How do you find those answers?
We build mathematical models of epidemics. With a model, you can look at past epidemics to understand, say, the time required for the cumulative number of infections to double for a measles epidemic in England in the 1940s. We can also investigate hypotheticals. For example, if we vaccinate younger people versus older people, we can ask what outcomes should be expected.
Our focus right now is using mathematical modeling to build detailed response strategies. If we have this much money and this many drugs, here's how the next six weeks of distribution should look. We are putting together precise response policies, first for Rwanda, next for Uganda, and very shortly for Tanzania. These are the first three countries in Africa that have begun putting together their response strategies for malaria drug resistance.
Describe a tactic that might be included in a detailed response strategy?
One is the deployment of multiple first-line therapies (or MFT). What we're doing right now is diversifying the drug use in specific countries, combining artemisinin, a drug that is very effective at killing the malaria parasite, with other drugs, such as lumefantrine, amodiaquine, and piperaquine, that have a lower rate of efficacy. These drug combinations work really well and they’re effective at delaying the onset of drug resistance.
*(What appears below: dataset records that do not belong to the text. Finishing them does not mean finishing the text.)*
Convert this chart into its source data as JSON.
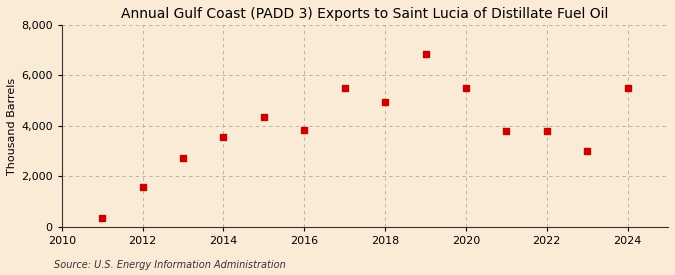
{
  "title": "Annual Gulf Coast (PADD 3) Exports to Saint Lucia of Distillate Fuel Oil",
  "ylabel": "Thousand Barrels",
  "source": "Source: U.S. Energy Information Administration",
  "years": [
    2011,
    2012,
    2013,
    2014,
    2015,
    2016,
    2017,
    2018,
    2019,
    2020,
    2021,
    2022,
    2023,
    2024
  ],
  "values": [
    350,
    1600,
    2750,
    3550,
    4350,
    3850,
    5500,
    4950,
    6850,
    5500,
    3800,
    3800,
    3000,
    5500
  ],
  "marker_color": "#cc0000",
  "marker": "s",
  "marker_size": 18,
  "xlim": [
    2010,
    2025
  ],
  "ylim": [
    0,
    8000
  ],
  "yticks": [
    0,
    2000,
    4000,
    6000,
    8000
  ],
  "xticks": [
    2010,
    2012,
    2014,
    2016,
    2018,
    2020,
    2022,
    2024
  ],
  "grid_color": "#aaaaaa",
  "bg_color": "#faebd7",
  "title_fontsize": 10,
  "label_fontsize": 8,
  "tick_fontsize": 8,
  "source_fontsize": 7
}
In your field, what sets your research lab apart?
We are very interdisciplinary. We have expertise in epidemic modeling. We have expertise in field epidemiology. We have expertise in evolutionary biology—we know how the parasite will evolve different types of resistance under different conditions. And we have expertise in genomics. There are other groups that have one or some of these, but we've been able to put all four together.
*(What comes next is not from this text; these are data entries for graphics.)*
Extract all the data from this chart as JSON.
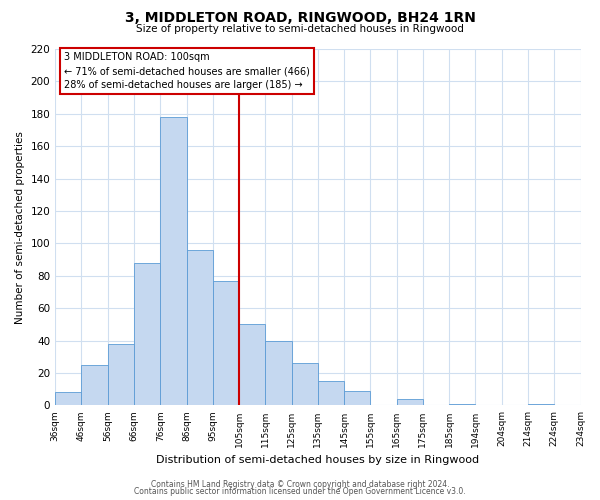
{
  "title": "3, MIDDLETON ROAD, RINGWOOD, BH24 1RN",
  "subtitle": "Size of property relative to semi-detached houses in Ringwood",
  "xlabel": "Distribution of semi-detached houses by size in Ringwood",
  "ylabel": "Number of semi-detached properties",
  "bin_labels": [
    "36sqm",
    "46sqm",
    "56sqm",
    "66sqm",
    "76sqm",
    "86sqm",
    "95sqm",
    "105sqm",
    "115sqm",
    "125sqm",
    "135sqm",
    "145sqm",
    "155sqm",
    "165sqm",
    "175sqm",
    "185sqm",
    "194sqm",
    "204sqm",
    "214sqm",
    "224sqm",
    "234sqm"
  ],
  "bar_values": [
    8,
    25,
    38,
    88,
    178,
    96,
    77,
    50,
    40,
    26,
    15,
    9,
    0,
    4,
    0,
    1,
    0,
    0,
    1,
    0
  ],
  "bar_color": "#c5d8f0",
  "bar_edge_color": "#5b9bd5",
  "marker_line_color": "#cc0000",
  "annotation_box_edge_color": "#cc0000",
  "marker_label": "3 MIDDLETON ROAD: 100sqm",
  "marker_smaller_pct": "71%",
  "marker_smaller_count": "466",
  "marker_larger_pct": "28%",
  "marker_larger_count": "185",
  "ylim": [
    0,
    220
  ],
  "yticks": [
    0,
    20,
    40,
    60,
    80,
    100,
    120,
    140,
    160,
    180,
    200,
    220
  ],
  "footer_line1": "Contains HM Land Registry data © Crown copyright and database right 2024.",
  "footer_line2": "Contains public sector information licensed under the Open Government Licence v3.0.",
  "bg_color": "#ffffff",
  "grid_color": "#d0dff0"
}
How will you involve CST students in research?
We already have a strong group of graduate students, but we really want to offer opportunities for undergraduates. Right now, we are looking for Temple students with experience in computer science, statistics, mathematics, or bioinformatics. Undergraduates who have those quantitative skills and want to join our lab should reach out to me.
What big impact will your research help make?
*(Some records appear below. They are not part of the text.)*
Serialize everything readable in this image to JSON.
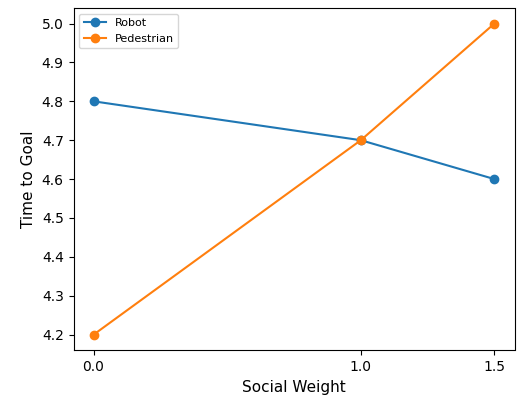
{
  "chart_data": {
    "type": "line",
    "x_label": "Social Weight",
    "y_label": "Time to Goal",
    "x": [
      0,
      1.0,
      1.5
    ],
    "series": [
      {
        "name": "Robot",
        "color": "#1f77b4",
        "marker": "o",
        "values": [
          4.8,
          4.7,
          4.6
        ]
      },
      {
        "name": "Pedestrian",
        "color": "#ff7f0e",
        "marker": "o",
        "values": [
          4.2,
          4.7,
          5.0
        ]
      }
    ],
    "xlim": [
      -0.075,
      1.575
    ],
    "ylim": [
      4.16,
      5.04
    ],
    "xticks": [
      {
        "value": 0,
        "label": "0.0"
      },
      {
        "value": 1,
        "label": "1.0"
      },
      {
        "value": 1.5,
        "label": "1.5"
      }
    ],
    "yticks": [
      4.2,
      4.3,
      4.4,
      4.5,
      4.6,
      4.7,
      4.8,
      4.9,
      {
        "value": 5,
        "label": "5.0"
      }
    ],
    "legend": "upper left",
    "grid": false
  }
}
Right now, artemisinin resistance levels in parts of Central Africa are in the 10 to 20 percent range. If we can maintain that level of resistance, as well as preventing a spread to other African nations in the next five to seven years, that will be an enormous success. Looking further out, it’s helping to get public health systems to adopt more computational methods in their decision making.
What brought you to Temple University?
The opportunity to work and collaborate with other researchers in Temple’s Institute for Genomics and Evolutionary Medicine (iGEM), which takes a unified approach to genomics and medicine. I’ve also worked with CST Professor Sergei Pond on the history of coronavirus, and he was instrumental in my decision to join iGEM. Philadelphia also has a strong community of researchers across universities and hospitals working with infectious diseases.
What inspired you to pursue a career in research?
When I was in college, many of the top mathematics majors were recruited to go into investment banking. Maybe I was a bit more idealistic as a 19- or 20- year-old student. I enrolled in a course called theoretical biology taught by, now, one of the most famous professors in the field. It just kind of came to me that if I could use a mathematics degree to help control infectious disease, that seemed like a much more satisfying career route.
What's one quirky topic that you're particularly passionate about?
I love opera. I basically learned Italian as a young person by listening to opera. It’s a beautiful art form. The human voice is an instrument, and one that is much more evocative than any of the other instruments individually.